William Pitcher turned out to be extremely chatty, a mine of information about the club and its members. Glenn Branson had never considered that there might be a distinction between what defined a pond and a lake. Now, thanks to William Pitcher who enlightened him, he knew. Any body of inland water larger than half an acre was a lake. And what he was looking at was close to three and a half acres of prime trout water, although, Pitcher explained, it had a weed problem.
Weeds, it was shortly to turn out, were the least of this particular stretch of water’s problems.
49
Amis Smallbone had fury boiling inside him. He padded towards the edge of the turquoise water of the swimming pool, every step with his blistered feet utter agony, stared at the four green cylindrical conifers in metal tubs at the far end, and puffed hard on the Cohiba.

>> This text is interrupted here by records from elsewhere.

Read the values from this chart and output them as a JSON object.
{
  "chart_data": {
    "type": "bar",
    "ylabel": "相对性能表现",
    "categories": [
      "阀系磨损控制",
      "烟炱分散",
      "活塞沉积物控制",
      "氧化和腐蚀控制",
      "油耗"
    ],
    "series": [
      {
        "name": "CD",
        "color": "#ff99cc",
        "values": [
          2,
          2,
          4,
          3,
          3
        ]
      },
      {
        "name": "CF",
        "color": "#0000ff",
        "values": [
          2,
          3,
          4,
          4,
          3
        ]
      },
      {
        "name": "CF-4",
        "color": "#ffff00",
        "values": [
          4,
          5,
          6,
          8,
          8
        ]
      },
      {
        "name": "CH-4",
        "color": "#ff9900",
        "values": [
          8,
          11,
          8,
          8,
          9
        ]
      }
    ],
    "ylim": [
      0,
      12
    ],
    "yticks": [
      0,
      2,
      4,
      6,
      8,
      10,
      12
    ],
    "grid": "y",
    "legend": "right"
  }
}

It wasn’t just fury. It was a maelstrom of rage. The eye of a tornado spinning inside his guts.
He sat in the swing sofa and took a slug of his drink. Focused so hard on his thoughts, he barely even noticed the icy, peaty taste of the vintage Jameson’s Irish whiskey. There was blue afternoon sky above him. A jet made a vapour trail across it. Wednesday; coming up to his first week of freedom. Although, since his encounter with Grace, he’d resentfully checked in with the hostel and with his probation officer, not wanting to give the bastard another hold over him.
Years ago he had lived in one of the finest houses in this city, worth three million pounds; plus he’d had a villa in Marbella; an eighty-foot yacht; a Ferrari Testarossa. Now what did he have? Forty-six quid given him on his release from prison, plus his weekly benefit, which was a pittance.
What would that buy him?
Not even a round of this whiskey he was drinking now in a London hotel bar.
And one man was responsible for taking it all away from him. Not content with that, he’d made it clear he wasn’t leaving him alone now that he was out of jail. The bastard had taken him to the top of the Devil’s Dyke and utterly humiliated him – for something he hadn’t done.
He had one small stash of money that Grace’s team hadn’t found. It was enough to tide him over for a few months in some comfort, but he needed to get back into business fast.
Henry Tilney, big and muscular, with a shaven head, black goggles over his eyes, was swimming laps in the kind of confident crawl that said
How had this man evaded conviction, Smallbone wondered, while he had got a life sentence? Out on licence after twelve and a half years, sure, but he’d be straight back in again if he screwed up his licence conditions.
Had Tilney, as he’d long suspected, grassed him up? Was that why he was taking care of him now? To keep him sweet and stop him prying?
He watched as Tilney finished his swim, strutted into the pool house, water running off his skin, his balls and dick twitching visibly in the crotch of his budgie smuggler trunks, and came back out with a can of lager in his hand. He popped it open with a sharp hiss and raised it to his mouth as froth foamed out. After taking a deep swig he said, ‘You should take a dip, twenty-nine degrees, mate – it’s glorious!’
Smallbone scowled. ‘Not my thing. Never liked water, you can’t trust what’s in it – or been in it.’